A couple of years ago, Google published a patent that described how the search engine might rank user-generated content in something like Google Plus. I wrote about that in the post, How Google Might Rank User Generated Web Content in Google + and Other Social Networks.

The patent described in that post seemed like a good match for Google+, but Google + has gone through some changes since then, recently being identified as consisting of two parts – Photos and Streams. A Marketing Land article described the streams part in more detail recently, in the article The Web Of Streams

streamed content

Streamed content from a person’s social network

A few days ago, Olivier Duffez mentioned my name in a Google+ post titled How Google+ internal search engine work? In which he pointed out a Google patent. I responded, promising that I would take a look at the patent to see if it did indeed tell us more about how content at Google+ was being ranked and rated in searches.

Interestingly, the patent refers to a person’s contributions to Google+ as part of an “Activity Stream,” which Google recently started calling the stream of content that people share at Google+.

The patent tells us about an “item-ranking score” for pieces of digital content that gets share, and a “user-sharing score”which indicates how likely it is that someone else might share content that social network user has shared. A person might interact with content in these ways:

  • Endorsing an item,
  • Sharing an item and/or
  • Commenting on an item.

Some of the advantages of scoring users and scoring items, we are told by the patent:

Users of social networking services may be categorized and/or ranked based on their activity, and highly interactive users can be provided as recommended contacts to new users of social networking services.

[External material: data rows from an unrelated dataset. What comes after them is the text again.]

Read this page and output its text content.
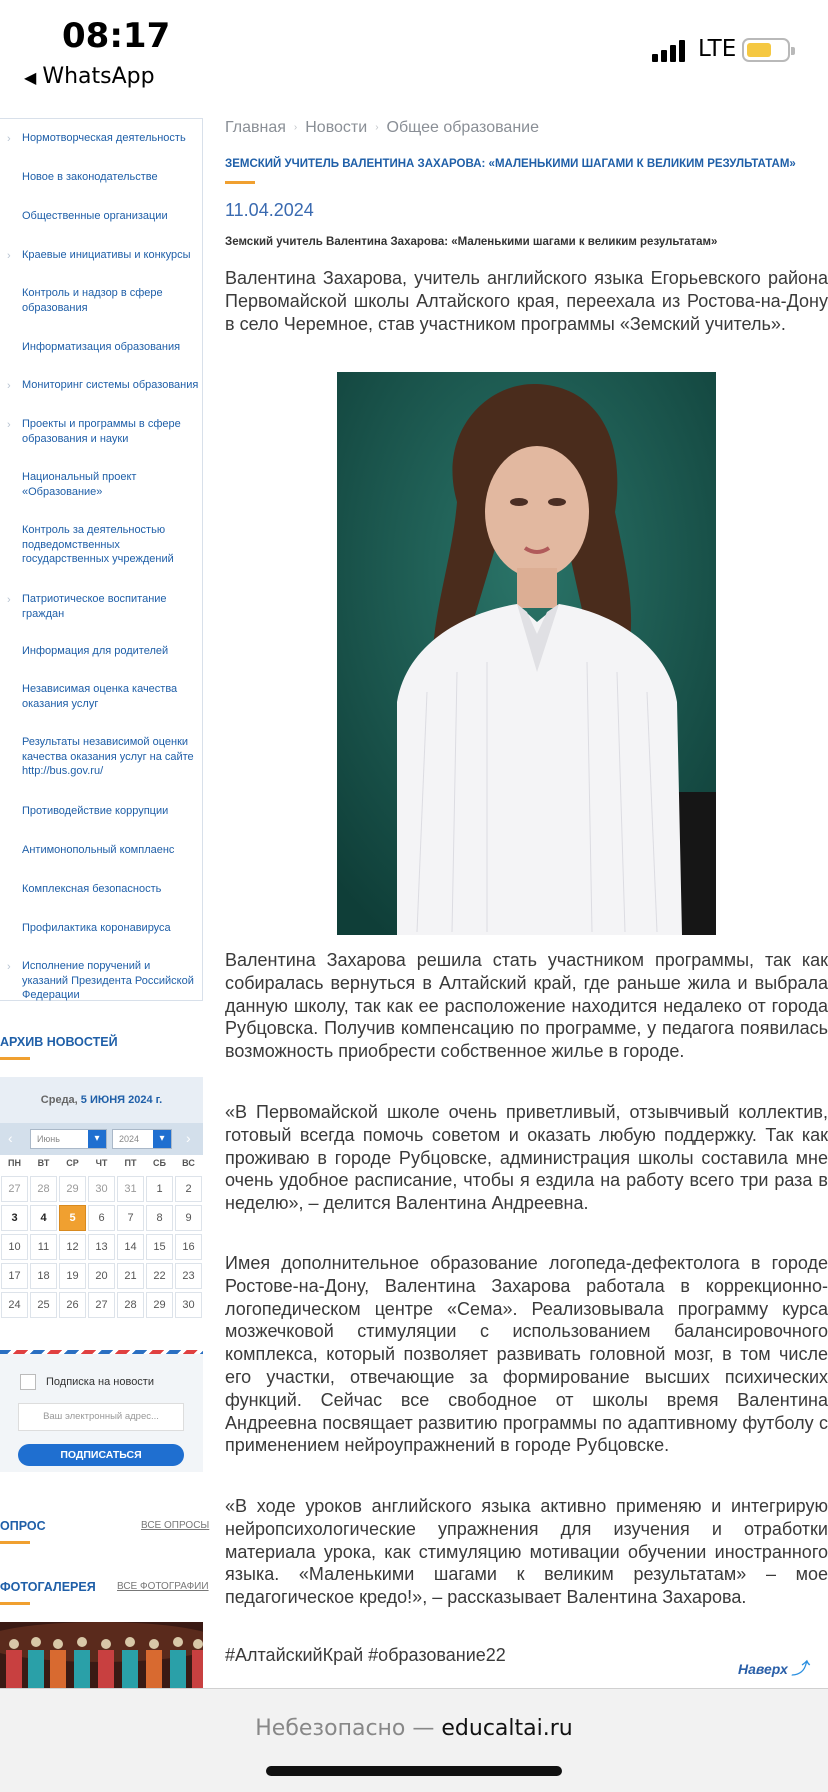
08:17
◀ WhatsApp
LTE
› Нормотворческая деятельность
Новое в законодательстве
Общественные организации
› Краевые инициативы и конкурсы
Контроль и надзор в сфере образования
Информатизация образования
› Мониторинг системы образования
› Проекты и программы в сфере образования и науки
Национальный проект «Образование»
Контроль за деятельностью подведомственных государственных учреждений
› Патриотическое воспитание граждан
Информация для родителей
Независимая оценка качества оказания услуг
Результаты независимой оценки качества оказания услуг на сайте http://bus.gov.ru/
Противодействие коррупции
Антимонопольный комплаенс
Комплексная безопасность
Профилактика коронавируса
› Исполнение поручений и указаний Президента Российской Федерации
АРХИВ НОВОСТЕЙ
Среда, 5 ИЮНЯ 2024 г.
‹	Июнь	▾	2024	▾	›
ПН	ВТ	СР	ЧТ	ПТ	СБ	ВС
27	28	29	30	31	1	2
3	4	5	6	7	8	9
10	11	12	13	14	15	16
17	18	19	20	21	22	23
24	25	26	27	28	29	30
Подписка на новости
Ваш электронный адрес...
ПОДПИСАТЬСЯ
ОПРОС	ВСЕ ОПРОСЫ
ФОТОГАЛЕРЕЯ ВСЕ ФОТОГРАФИИ
Главная › Новости › Общее образование
ЗЕМСКИЙ УЧИТЕЛЬ ВАЛЕНТИНА ЗАХАРОВА: «МАЛЕНЬКИМИ ШАГАМИ К ВЕЛИКИМ РЕЗУЛЬТАТАМ»
11.04.2024
Земский учитель Валентина Захарова: «Маленькими шагами к великим результатам»
Валентина Захарова, учитель английского языка Егорьевского района Первомайской школы Алтайского края, переехала из Ростова-на-Дону в село Черемное, став участником программы «Земский учитель».
Валентина Захарова решила стать участником программы, так как собиралась вернуться в Алтайский край, где раньше жила и выбрала данную школу, так как ее расположение находится недалеко от города Рубцовска. Получив компенсацию по программе, у педагога появилась возможность приобрести собственное жилье в городе.
«В Первомайской школе очень приветливый, отзывчивый коллектив, готовый всегда помочь советом и оказать любую поддержку. Так как проживаю в городе Рубцовске, администрация школы составила мне очень удобное расписание, чтобы я ездила на работу всего три раза в неделю», – делится Валентина Андреевна.
Имея дополнительное образование логопеда-дефектолога в городе Ростове-на-Дону, Валентина Захарова работала в коррекционно-логопедическом центре «Сема». Реализовывала программу курса мозжечковой стимуляции с использованием балансировочного комплекса, который позволяет развивать головной мозг, в том числе его участки, отвечающие за формирование высших психических функций. Сейчас все свободное от школы время Валентина Андреевна посвящает развитию программы по адаптивному футболу с применением нейроупражнений в городе Рубцовске.
«В ходе уроков английского языка активно применяю и интегрирую нейропсихологические упражнения для изучения и отработки материала урока, как стимуляцию мотивации обучении иностранного языка. «Маленькими шагами к великим результатам» – мое педагогическое кредо!», – рассказывает Валентина Захарова.
#АлтайскийКрай #образование22
Наверх ⤴
Небезопасно — educaltai.ru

They may also be used to help identify “potentially viral digital content before it goes viral.”

The patent is:

Ranking users and posts in social networking services Invented by Mangesh Gupte, and Kumar Mayur Thakur Assigned to Google US Patent 8,972,402 Granted March 3, 2015 Filed: May 31, 2012

Abstract

Methods, systems, and apparatus, including computer programs encoded on a computer storage medium, for receiving, from computer-readable memory, a particular item of digital content distributed by a user through a computer-implemented social networking service; identifying, using the one or more processors, a set of items of digital content distributed by the user through the computer-implemented social networking service; receiving interaction data from the computer-readable memory; determining, based on the received interaction data, at least one of a user ranking score associated with the user and an item ranking score associated with the particular item of digital content; and storing the at least one of the user ranking score and the item ranking score in the computer-readable memory.

Take-aways

It appears that in addition to ranking users of a social network, the digital content that they share might also be ranked, and that can determine the order it is shown in a stream or response to a query at Google+.

Yes, this patent does look like it may describe how different users are ranked at Google+ and how items might be scored by this system determining what gets returned in response to a query. It doesn’t seem like a surprise that content shared by an individual that seems like it encourages others to share or comment upon that content is the higher ranking users, and content that is the most interacted with tends to be the highest scoring items.